Computational Math Seminar - Eileen Martin

Eileen Martin, Department of Geophysics, Colorado School of Mines

Fast algorithms for cross-correlation based analysis in seismology

Over the past two decades, a method called ambient noise interferometry has revolutionized subsurface seismic imaging for environmental, infrastructure and safety purposes. Ambient noise interferometry is based on cross-correlation of many time series to explore potential time-lagged relationships between them, often indicating an estimate of a Green's function in an area. Likewise, template matching (another cross-correlation based technique) has enabled huge growth of earthquake catalogs by detecting small events similar to larger known events.

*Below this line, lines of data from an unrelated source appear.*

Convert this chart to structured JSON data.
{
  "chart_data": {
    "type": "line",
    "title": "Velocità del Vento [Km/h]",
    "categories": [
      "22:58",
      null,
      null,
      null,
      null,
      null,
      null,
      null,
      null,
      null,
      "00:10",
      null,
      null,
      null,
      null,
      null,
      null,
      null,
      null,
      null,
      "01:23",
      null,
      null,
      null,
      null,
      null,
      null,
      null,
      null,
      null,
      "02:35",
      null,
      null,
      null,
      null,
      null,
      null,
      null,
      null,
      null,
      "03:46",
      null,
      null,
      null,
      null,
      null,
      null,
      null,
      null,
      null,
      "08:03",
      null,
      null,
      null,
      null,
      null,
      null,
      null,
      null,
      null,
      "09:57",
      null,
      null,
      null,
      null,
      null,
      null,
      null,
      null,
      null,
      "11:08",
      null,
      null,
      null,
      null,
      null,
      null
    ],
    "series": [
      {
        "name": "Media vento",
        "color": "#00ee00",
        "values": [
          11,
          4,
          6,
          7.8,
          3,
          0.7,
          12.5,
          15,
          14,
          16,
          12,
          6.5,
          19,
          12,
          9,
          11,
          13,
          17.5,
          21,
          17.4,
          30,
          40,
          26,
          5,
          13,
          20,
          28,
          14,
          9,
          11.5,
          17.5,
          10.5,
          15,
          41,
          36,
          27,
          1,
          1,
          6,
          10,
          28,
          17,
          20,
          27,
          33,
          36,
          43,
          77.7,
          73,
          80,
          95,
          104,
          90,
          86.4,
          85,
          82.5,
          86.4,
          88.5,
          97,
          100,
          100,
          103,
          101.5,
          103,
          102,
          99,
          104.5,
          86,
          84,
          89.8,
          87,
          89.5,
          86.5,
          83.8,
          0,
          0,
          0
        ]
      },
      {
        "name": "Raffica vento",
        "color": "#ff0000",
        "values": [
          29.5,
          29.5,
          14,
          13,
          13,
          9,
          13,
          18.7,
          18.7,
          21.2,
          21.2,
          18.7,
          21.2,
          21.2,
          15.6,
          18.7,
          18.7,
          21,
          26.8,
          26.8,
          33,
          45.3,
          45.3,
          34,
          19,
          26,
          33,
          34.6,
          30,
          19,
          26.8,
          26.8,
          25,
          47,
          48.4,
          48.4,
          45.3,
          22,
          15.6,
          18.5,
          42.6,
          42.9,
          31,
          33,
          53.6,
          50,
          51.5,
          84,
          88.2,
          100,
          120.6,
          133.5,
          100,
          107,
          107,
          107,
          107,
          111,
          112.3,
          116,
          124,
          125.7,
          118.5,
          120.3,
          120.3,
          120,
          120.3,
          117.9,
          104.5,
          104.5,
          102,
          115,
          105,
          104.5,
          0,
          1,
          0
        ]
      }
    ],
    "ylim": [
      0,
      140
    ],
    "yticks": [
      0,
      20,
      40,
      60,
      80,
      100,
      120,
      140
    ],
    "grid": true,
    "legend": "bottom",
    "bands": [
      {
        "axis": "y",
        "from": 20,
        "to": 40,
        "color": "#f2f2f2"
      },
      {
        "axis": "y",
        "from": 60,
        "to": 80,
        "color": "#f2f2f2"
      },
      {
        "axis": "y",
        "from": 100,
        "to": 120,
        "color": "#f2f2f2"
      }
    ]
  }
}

Both cross-correlation based techniques require significant data movement, and new seismic sensor technologies are leading to rapidly growing sensor arrays, resulting in major scalability challenges for seismic data analysis. In this talk I will show some new methods to calculate array-wide cross-correlations that take advantage of lossy data compression to reduce data movement and computational costs by performing cross-correlations directly on compressed data. Seismologists often use the cross-correlation results as an input to a few types of array beamforming methods (similar to beamforming used in wireless communications and astronomy). In fact, we can calculate these final beamforming results directly from the ambient seismic noise with new algorithms that never explicitly calculate cross-correlations and improve scalability from quadratic to linear.